Here are examples that frequently appear together in test questions, all of which are genuine cognitive skills:

  • Attention and memory. Attention is the ability to focus on relevant information while filtering out distractions. Memory is the ability to encode, store, and retrieve information. Both are core cognitive domains.
  • Problem solving and critical thinking. These both fall under executive functioning, the highest-complexity cognitive domain. They involve analyzing situations, weighing options, and reaching conclusions.
  • Working memory and processing speed. Working memory is holding information in mind while simultaneously manipulating it. Processing speed is how quickly you can complete mental tasks. Both are measurable cognitive capacities, and they interact closely: slower processing speed can make working memory tasks harder, even when memory itself is intact.
  • Logic and reasoning. Both involve drawing conclusions from available information. Logic applies rules to reach a valid answer; reasoning evaluates evidence and makes judgments. These overlap heavily with executive functioning.
  • Reading comprehension and pattern recognition. Reading comprehension is a language-based cognitive skill. Pattern recognition draws on attention, memory, and reasoning together. Both require mental processing of information.

How to Spot the Non-Cognitive Distractor

Most multiple-choice versions of this question include at least one option that sounds like a skill but isn’t cognitive. Common distractors include empathy, motivation, self-discipline, cooperation, and physical endurance. The trick is straightforward: if the skill requires your brain to process, store, or reason through information, it’s cognitive. If it describes how you relate to other people or how hard you work, it falls outside the cognitive category.

Self-control is an interesting edge case. Inhibitory control, the ability to suppress an automatic response in favor of a more appropriate one, is a core executive function and therefore cognitive. But “self-discipline” as a general work habit is typically classified as non-cognitive. Context matters, so look at how the term is framed in your question.

The Executive Function Group

Many test questions pull their cognitive skill pairs from executive functioning, because this domain contains several distinct but related abilities. The three core executive functions are inhibitory control, working memory, and cognitive flexibility. These three support each other constantly. You need working memory to hold a goal in mind so you know what to inhibit. You need inhibitory control to avoid fixating on one idea so your working memory can juggle multiple pieces of information. And cognitive flexibility, the ability to shift perspectives or adapt to new rules, builds on both.

If your question lists any two of these three, both are cognitive skills. The same applies to higher-level abilities built from them, like planning, organizing, and abstract reasoning.

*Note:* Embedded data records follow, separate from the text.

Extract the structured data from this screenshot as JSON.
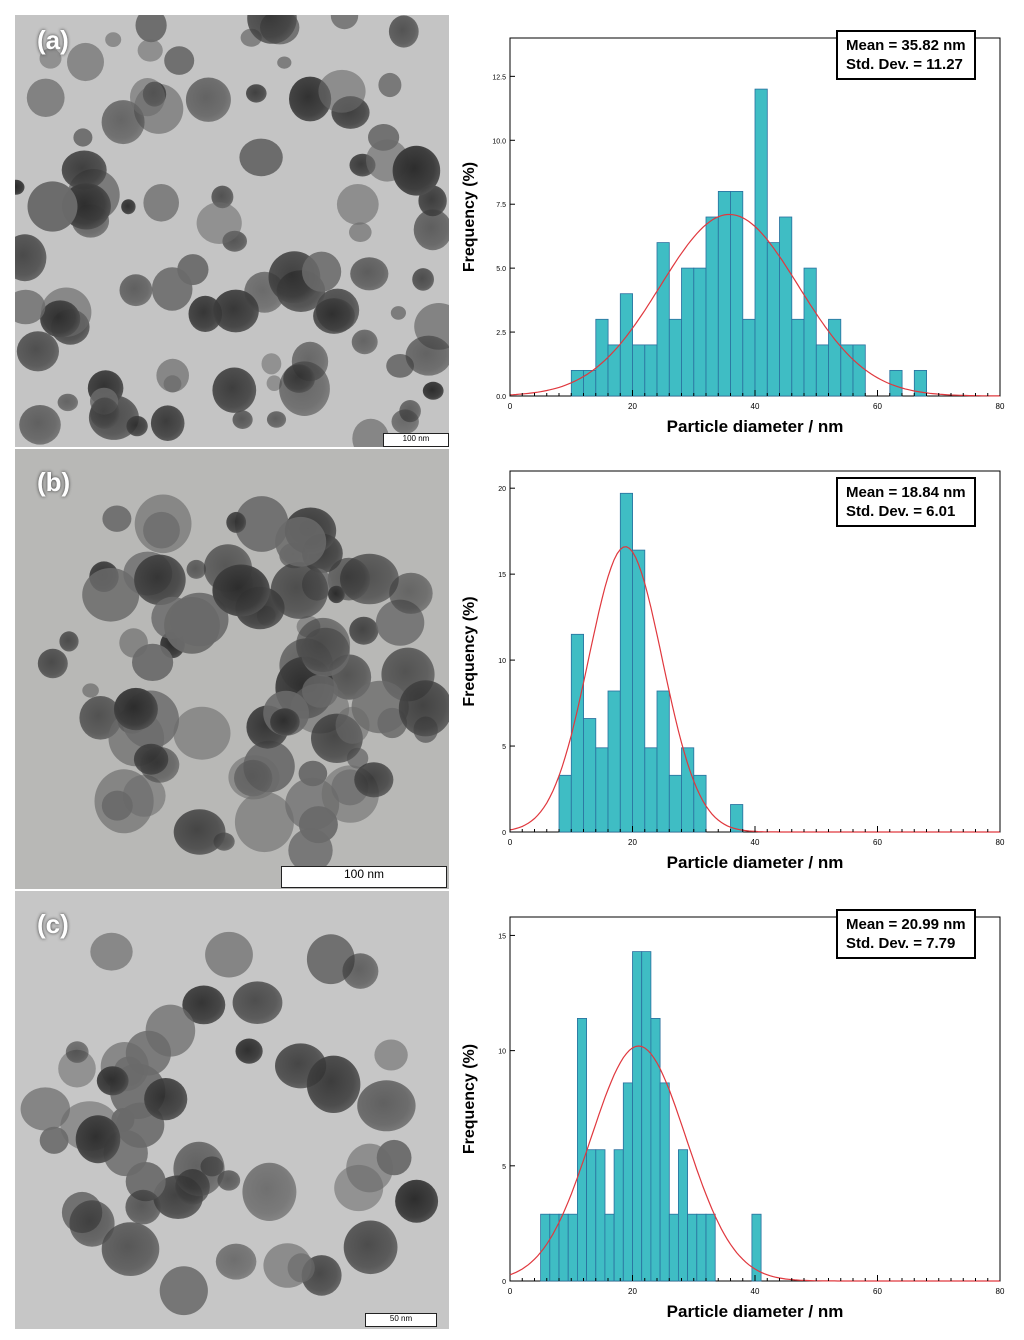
{
  "panels": [
    {
      "id": "a",
      "label": "(a)",
      "scale_bar": "100 nm",
      "stats": {
        "mean": "Mean = 35.82 nm",
        "std": "Std. Dev. = 11.27"
      }
    },
    {
      "id": "b",
      "label": "(b)",
      "scale_bar": "100 nm",
      "stats": {
        "mean": "Mean = 18.84 nm",
        "std": "Std. Dev. = 6.01"
      }
    },
    {
      "id": "c",
      "label": "(c)",
      "scale_bar": "50 nm",
      "stats": {
        "mean": "Mean = 20.99 nm",
        "std": "Std. Dev. = 7.79"
      }
    }
  ],
  "chart_data": [
    {
      "type": "bar",
      "panel": "(a)",
      "xlabel": "Particle diameter / nm",
      "ylabel": "Frequency (%)",
      "xlim": [
        0,
        80
      ],
      "ylim": [
        0,
        14
      ],
      "xticks": [
        0,
        20,
        40,
        60,
        80
      ],
      "yticks": [
        "0.0",
        "2.5",
        "5.0",
        "7.5",
        "10.0",
        "12.5"
      ],
      "bin_width": 2,
      "bins_start": [
        10,
        12,
        14,
        16,
        18,
        20,
        22,
        24,
        26,
        28,
        30,
        32,
        34,
        36,
        38,
        40,
        42,
        44,
        46,
        48,
        50,
        52,
        54,
        56,
        58,
        60,
        62,
        64,
        66
      ],
      "values": [
        1,
        1,
        3,
        2,
        4,
        2,
        2,
        6,
        3,
        5,
        5,
        7,
        8,
        8,
        3,
        12,
        6,
        7,
        3,
        5,
        2,
        3,
        2,
        2,
        0,
        0,
        1,
        0,
        1
      ],
      "fit": {
        "type": "normal",
        "mean": 35.82,
        "std": 11.27,
        "peak": 7.1
      },
      "bar_color": "#3fbdc4",
      "fit_color": "#e0383e",
      "legend_position": "top-right"
    },
    {
      "type": "bar",
      "panel": "(b)",
      "xlabel": "Particle diameter / nm",
      "ylabel": "Frequency (%)",
      "xlim": [
        0,
        80
      ],
      "ylim": [
        0,
        21
      ],
      "xticks": [
        0,
        20,
        40,
        60,
        80
      ],
      "yticks": [
        "0",
        "5",
        "10",
        "15",
        "20"
      ],
      "bin_width": 2,
      "bins_start": [
        8,
        10,
        12,
        14,
        16,
        18,
        20,
        22,
        24,
        26,
        28,
        30,
        32,
        34,
        36
      ],
      "values": [
        3.3,
        11.5,
        6.6,
        4.9,
        8.2,
        19.7,
        16.4,
        4.9,
        8.2,
        3.3,
        4.9,
        3.3,
        0,
        0,
        1.6
      ],
      "fit": {
        "type": "normal",
        "mean": 18.84,
        "std": 6.01,
        "peak": 16.6
      },
      "bar_color": "#3fbdc4",
      "fit_color": "#e0383e",
      "legend_position": "top-right"
    },
    {
      "type": "bar",
      "panel": "(c)",
      "xlabel": "Particle diameter / nm",
      "ylabel": "Frequency (%)",
      "xlim": [
        0,
        80
      ],
      "ylim": [
        0,
        15.8
      ],
      "xticks": [
        0,
        20,
        40,
        60,
        80
      ],
      "yticks": [
        "0",
        "5",
        "10",
        "15"
      ],
      "bin_width": 1.5,
      "bins_start": [
        5,
        6.5,
        8,
        9.5,
        11,
        12.5,
        14,
        15.5,
        17,
        18.5,
        20,
        21.5,
        23,
        24.5,
        26,
        27.5,
        29,
        30.5,
        32,
        33.5,
        35,
        36.5,
        38,
        39.5
      ],
      "values": [
        2.9,
        2.9,
        2.9,
        2.9,
        11.4,
        5.7,
        5.7,
        2.9,
        5.7,
        8.6,
        14.3,
        14.3,
        11.4,
        8.6,
        2.9,
        5.7,
        2.9,
        2.9,
        2.9,
        0,
        0,
        0,
        0,
        2.9
      ],
      "fit": {
        "type": "normal",
        "mean": 20.99,
        "std": 7.79,
        "peak": 10.2
      },
      "bar_color": "#3fbdc4",
      "fit_color": "#e0383e",
      "legend_position": "top-right"
    }
  ]
}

Bloom’s Taxonomy as a Clue

Some versions of this question draw from Bloom’s Taxonomy, an educational framework that ranks cognitive skills by complexity. The six levels, from simplest to most demanding, are: remember, understand, apply, analyze, evaluate, and create. Every one of these is a cognitive skill. If your list includes two items from this framework, such as “analyzing” and “evaluating,” both are cognitive. They describe progressively complex ways your brain works with information, from basic recall all the way up to generating something new.

Putting It Together

When you see a question asking “which examples are both cognitive skills,” scan each option for whether it describes a mental process involving thinking, remembering, reasoning, or paying attention. Eliminate anything that describes a personality trait, a social behavior, or a physical ability. The remaining pair, whether it’s attention and memory, logic and problem solving, or any other combination of mental processing abilities, is your answer.